When David Will wakes up on the morning of his 25th birthday next Thursday, he may still be scratching his head about what happened in ‘s-Hertogenbosch, The Netherlands. Because although he is well-known on his national circuit in Germany, and contributed to his country’s victories in the FEI Nations Cup™ at Linz, Austria in 2011 and at Wellington, Florida last year, not even he could have expected to leave the elite of the sport floundering in his wake as he galloped to victory in the last qualifying leg of the Rolex FEI World Cup™ Jumping 2012/2013 Western European League series.

Following a nonchalant first-round performance he went through to the nine-horse jump-off in which he crushed his considerably more-experienced opponents with another superb cruise around the track. He has just one top horse, the grey stallion Colorit which owner Klaus Isaak has entrusted to him for the past year, but this bright new star rider has broken into the big league after today’s result which left Australia’s Edwina Tops-Alexander and the brilliant Itot du Chateau having to settle for runner-up spot while three-time Rolex FEI World Cup™ Jumping champion, Germany’s Marcus Ehning, finished third with Copin van de Broy.

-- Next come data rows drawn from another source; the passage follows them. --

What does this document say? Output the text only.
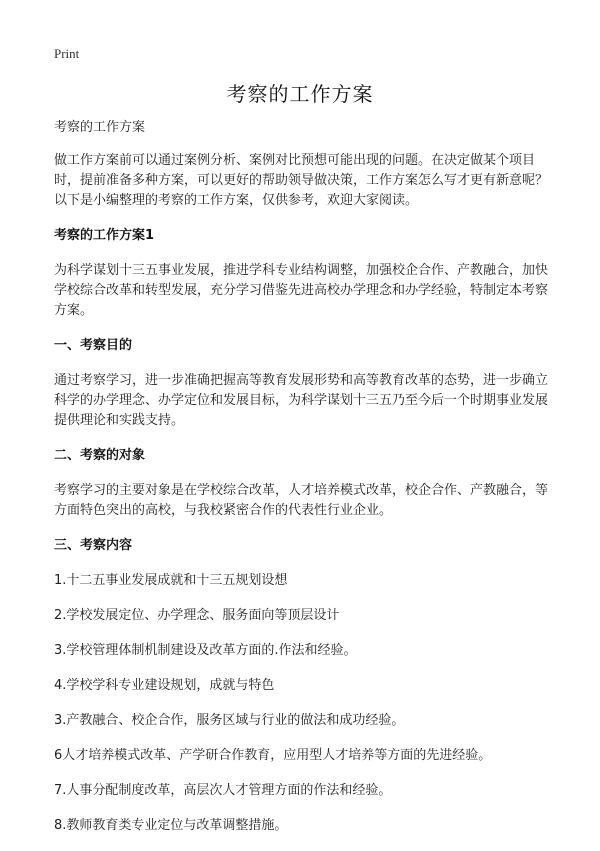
Print
考察的工作方案

考察的工作方案

做工作方案前可以通过案例分析、案例对比预想可能出现的问题。在决定做某个项目时，提前准备多种方案，可以更好的帮助领导做决策，工作方案怎么写才更有新意呢？以下是小编整理的考察的工作方案，仅供参考，欢迎大家阅读。

考察的工作方案1

为科学谋划十三五事业发展，推进学科专业结构调整，加强校企合作、产教融合，加快学校综合改革和转型发展，充分学习借鉴先进高校办学理念和办学经验，特制定本考察方案。

一、考察目的

通过考察学习，进一步准确把握高等教育发展形势和高等教育改革的态势，进一步确立科学的办学理念、办学定位和发展目标，为科学谋划十三五乃至今后一个时期事业发展提供理论和实践支持。

二、考察的对象

考察学习的主要对象是在学校综合改革，人才培养模式改革，校企合作、产教融合，等方面特色突出的高校，与我校紧密合作的代表性行业企业。

三、考察内容

1.十二五事业发展成就和十三五规划设想

2.学校发展定位、办学理念、服务面向等顶层设计

3.学校管理体制机制建设及改革方面的.作法和经验。

4.学校学科专业建设规划，成就与特色

3.产教融合、校企合作，服务区域与行业的做法和成功经验。

6人才培养模式改革、产学研合作教育，应用型人才培养等方面的先进经验。

7.人事分配制度改革，高层次人才管理方面的作法和经验。

8.教师教育类专业定位与改革调整措施。
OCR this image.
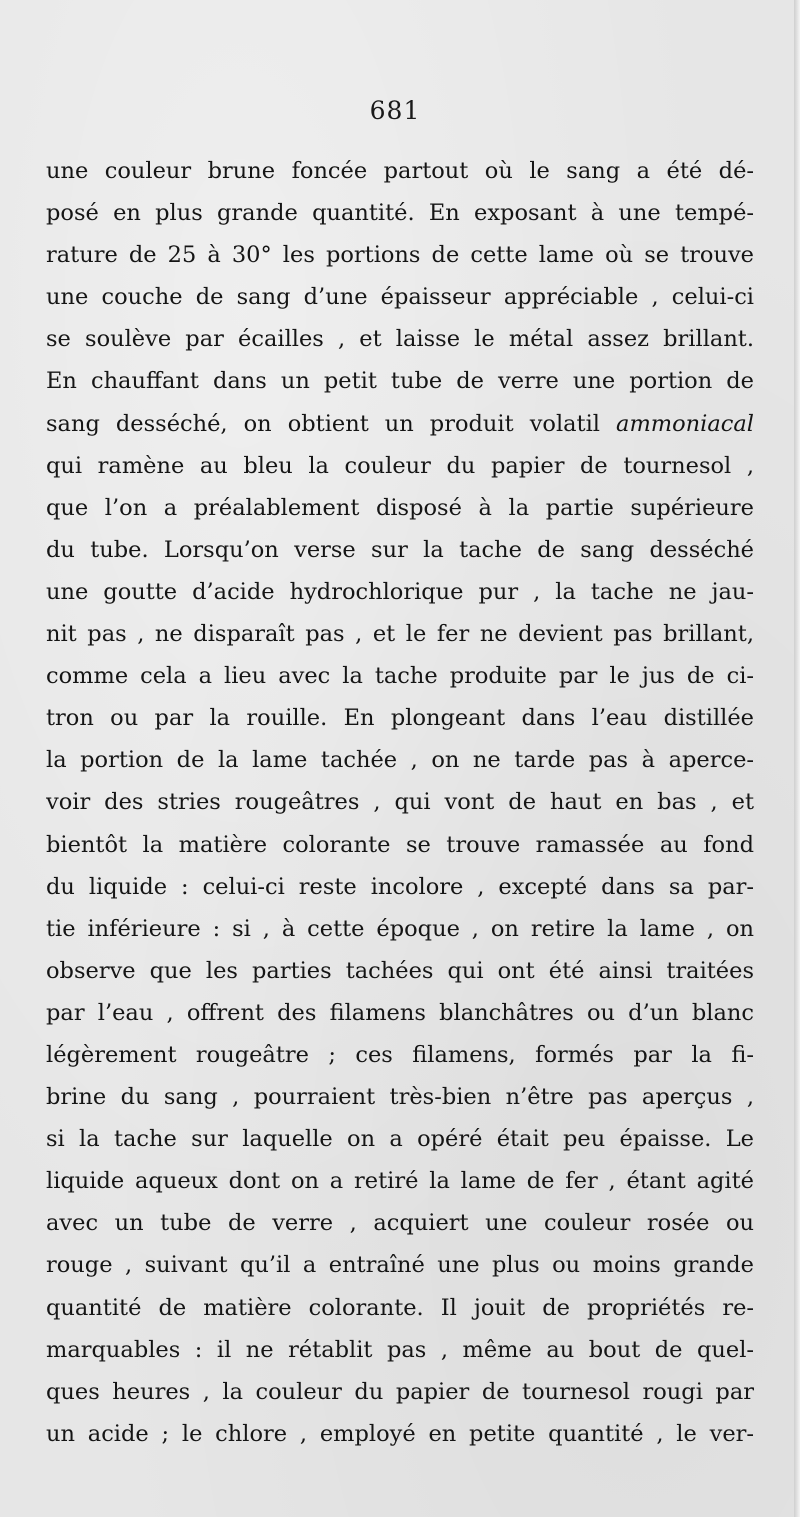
681
une couleur brune foncée partout où le sang a été dé-
posé en plus grande quantité. En exposant à une tempé-
rature de 25 à 30° les portions de cette lame où se trouve
une couche de sang d’une épaisseur appréciable , celui-ci
se soulève par écailles , et laisse le métal assez brillant.
En chauffant dans un petit tube de verre une portion de
sang desséché, on obtient un produit volatil ammoniacal
qui ramène au bleu la couleur du papier de tournesol ,
que l’on a préalablement disposé à la partie supérieure
du tube. Lorsqu’on verse sur la tache de sang desséché
une goutte d’acide hydrochlorique pur , la tache ne jau-
nit pas , ne disparaît pas , et le fer ne devient pas brillant,
comme cela a lieu avec la tache produite par le jus de ci-
tron ou par la rouille. En plongeant dans l’eau distillée
la portion de la lame tachée , on ne tarde pas à aperce-
voir des stries rougeâtres , qui vont de haut en bas , et
bientôt la matière colorante se trouve ramassée au fond
du liquide : celui-ci reste incolore , excepté dans sa par-
tie inférieure : si , à cette époque , on retire la lame , on
observe que les parties tachées qui ont été ainsi traitées
par l’eau , offrent des filamens blanchâtres ou d’un blanc
légèrement rougeâtre ; ces filamens, formés par la fi-
brine du sang , pourraient très-bien n’être pas aperçus ,
si la tache sur laquelle on a opéré était peu épaisse. Le
liquide aqueux dont on a retiré la lame de fer , étant agité
avec un tube de verre , acquiert une couleur rosée ou
rouge , suivant qu’il a entraîné une plus ou moins grande
quantité de matière colorante. Il jouit de propriétés re-
marquables : il ne rétablit pas , même au bout de quel-
ques heures , la couleur du papier de tournesol rougi par
un acide ; le chlore , employé en petite quantité , le ver-
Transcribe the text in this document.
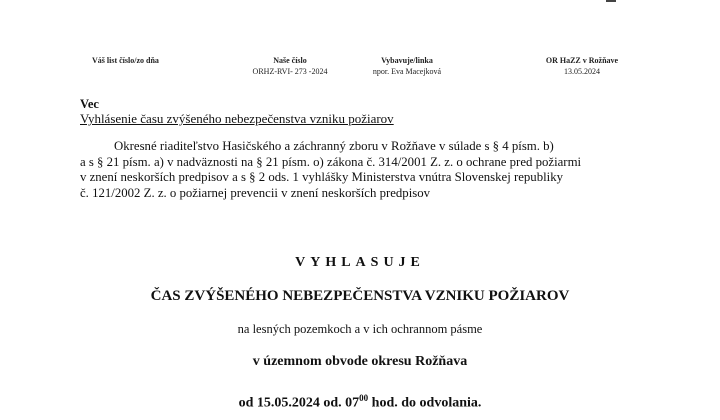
Váš list číslo/zo dňa	Naše číslo
ORHZ-RVI- 273 -2024
Vybavuje/linka
npor. Eva Macejková
OR HaZZ v Rožňave
13.05.2024
Vec
Vyhlásenie času zvýšeného nebezpečenstva vzniku požiarov
Okresné riaditeľstvo Hasičského a záchranný zboru v Rožňave v súlade s § 4 písm. b)
a s § 21 písm. a) v nadväznosti na § 21 písm. o) zákona č. 314/2001 Z. z. o ochrane pred požiarmi
v znení neskorších predpisov a s § 2 ods. 1 vyhlášky Ministerstva vnútra Slovenskej republiky
č. 121/2002 Z. z. o požiarnej prevencii v znení neskorších predpisov
VYHLASUJE
ČAS ZVÝŠENÉHO NEBEZPEČENSTVA VZNIKU POŽIAROV
na lesných pozemkoch a v ich ochrannom pásme
v územnom obvode okresu Rožňava
od 15.05.2024 od. $07^{00}$ hod. do odvolania.
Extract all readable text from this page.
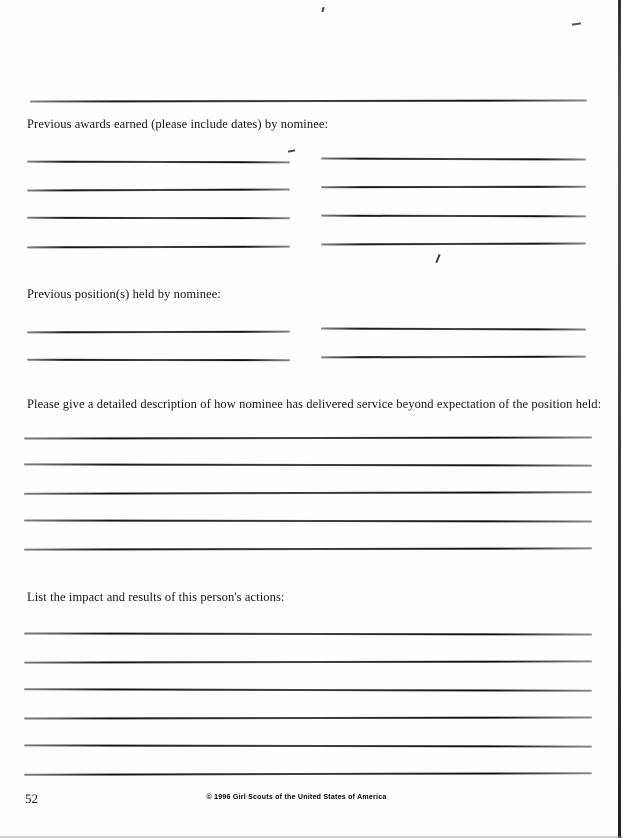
Previous awards earned (please include dates) by nominee:
Previous position(s) held by nominee:
Please give a detailed description of how nominee has delivered service beyond expectation of the position held:
List the impact and results of this person's actions:
52	© 1996 Girl Scouts of the United States of America
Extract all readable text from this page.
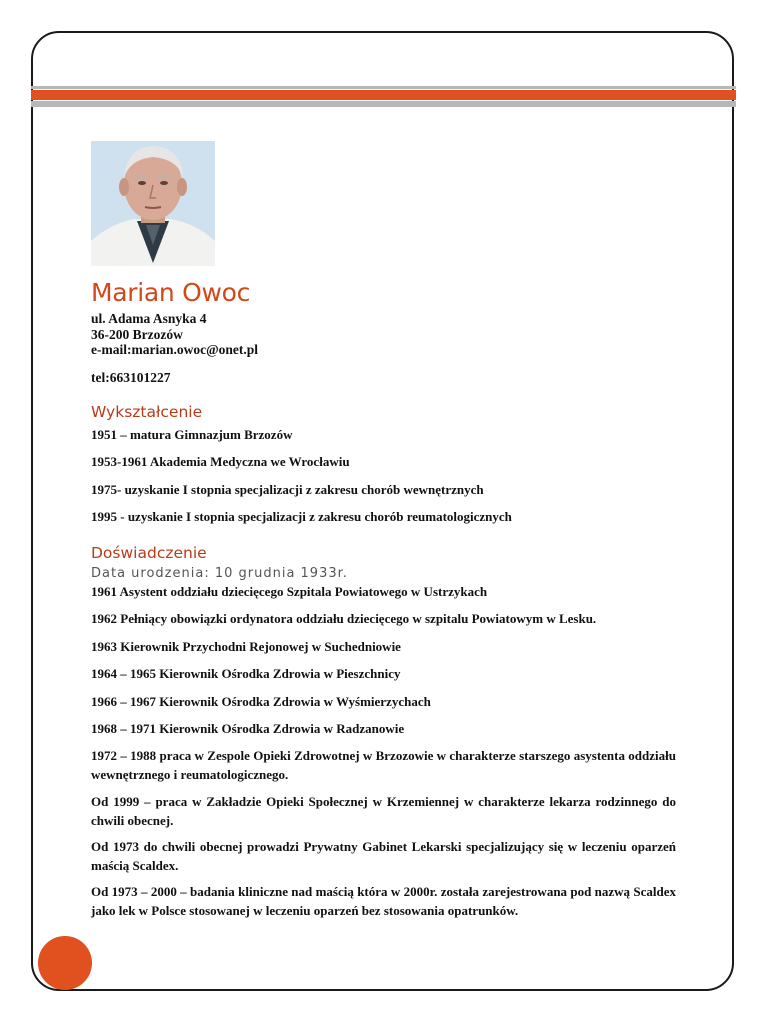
Marian Owoc
ul. Adama Asnyka 4
36-200 Brzozów
e-mail:marian.owoc@onet.pl
tel:663101227
Wykształcenie
1951 – matura Gimnazjum Brzozów
1953-1961 Akademia Medyczna we Wrocławiu
1975- uzyskanie I stopnia specjalizacji z zakresu chorób wewnętrznych
1995 - uzyskanie I stopnia specjalizacji z zakresu chorób reumatologicznych
Doświadczenie
Data urodzenia: 10 grudnia 1933r.
1961 Asystent oddziału dziecięcego Szpitala Powiatowego w Ustrzykach
1962 Pełniący obowiązki ordynatora oddziału dziecięcego w szpitalu Powiatowym w Lesku.
1963 Kierownik Przychodni Rejonowej w Suchedniowie
1964 – 1965 Kierownik Ośrodka Zdrowia w Pieszchnicy
1966 – 1967 Kierownik Ośrodka Zdrowia w Wyśmierzychach
1968 – 1971 Kierownik Ośrodka Zdrowia w Radzanowie
1972 – 1988 praca w Zespole Opieki Zdrowotnej w Brzozowie w charakterze starszego asystenta oddziału wewnętrznego i reumatologicznego.
Od 1999 – praca w Zakładzie Opieki Społecznej w Krzemiennej w charakterze lekarza rodzinnego do chwili obecnej.
Od 1973 do chwili obecnej prowadzi Prywatny Gabinet Lekarski specjalizujący się w leczeniu oparzeń maścią Scaldex.
Od 1973 – 2000 – badania kliniczne nad maścią która w 2000r. została zarejestrowana pod nazwą Scaldex jako lek w Polsce stosowanej w leczeniu oparzeń bez stosowania opatrunków.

Ehning remarked afterwards that he wasn’t entirely taken aback by Wills’ winning performance. “I know David, he is a very fast rider and he has beaten me already a few times, so this is not the first!” he insisted. Will couldn’t hide his delight however, hardly daring to believe in what he had achieved. His expression of pure amazement as, one by one, his former superiors all fell short of his extraordinary target-time in the jump-off said it all. “I wasn’t sure I was going to win until the very end” said the rider whose career now looks set on a whole new trajectory.